I’ve been impressed by kerchunk for datasets where the JSON references file is also of manageable size.
I recently had a use-case, however, that required processing a massive 100 TB+ dataset (SS1330 CHIRP AIRS L1C radiances) spanned by a very large number of files (1 million+ as we are talking data being archived at 6 minute granularity here) and the resulting JSON was many GB.
For this particular use-case the reference files are especially large even when attempting to turn off inlining and vlen encoding because simply put there are a ton of URLs and variables that need to be referenced.
Others have already noted how this can create problems with not only memory usage but also longer data access times.

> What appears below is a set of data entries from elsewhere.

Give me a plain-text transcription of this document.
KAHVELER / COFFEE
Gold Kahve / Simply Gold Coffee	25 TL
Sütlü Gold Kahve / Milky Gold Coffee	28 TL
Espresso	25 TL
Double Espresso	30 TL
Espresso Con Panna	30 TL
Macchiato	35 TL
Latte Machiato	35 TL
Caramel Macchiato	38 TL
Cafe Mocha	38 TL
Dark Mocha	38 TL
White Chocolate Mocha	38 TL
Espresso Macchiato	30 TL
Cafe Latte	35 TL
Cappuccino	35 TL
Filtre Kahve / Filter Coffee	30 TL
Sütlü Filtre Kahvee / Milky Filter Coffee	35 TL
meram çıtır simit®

(I also noticed this when looking at one of the case studies notebooks mentioned in the documentation for the MUR SST dataset which I would also imagine has a larger references file than for most and noticed in the provided benchmark numbers that although opening the full dataset was still a big improvement over pure netCDF, it still lags far behind the native zarr versions.)
That’s when the idea hit me: Rather than passing in entire JSON files, maybe it would make sense to store the kerchunk references themselves as another zarr store.
I don’t know if others have already tried something like this but I used this approach to dramatically improve the performance for use-cases with large number of files and variables, which is often the case for satellite datasets available from NASA Earthdata cloud.
I have provided the details with some quick benchmarks shown in this notebook.
The approach is to generate a pseudo-zarr store-like directory structure with the actual JSON with the byte ranges taking the place of the chunked array files, then use an fsspec supported filesystem mapping (wrapped by a preprocessor to format the data correctly) as the input to the fsspec reference filesystem in place of the JSON references file. The end result looks something like this:
local_fs = fsspec.filesystem('file') # can also be s3fs, gcsfs, etc mapper = ReferencesPreprocessor(local_fs.get_mapper(store_name)) ref_fs = fsspec.filesystem('reference', fo=mapper, **storage_options) ds = xr.open_zarr(ref_fs.get_mapper(''), consolidated=True)
I have not extensively tested yet so I do not yet know how robust it is in a production setting but I have gotten very promising results so far. Would like to hear any thoughts and comments from others. If this proves to be useful I think it would be great if perhaps some of these changes could make their way upstream to fsspec and/or kerchunk since some aspects of the trick (particularly the preprocessor) feel kind of hacky to implement.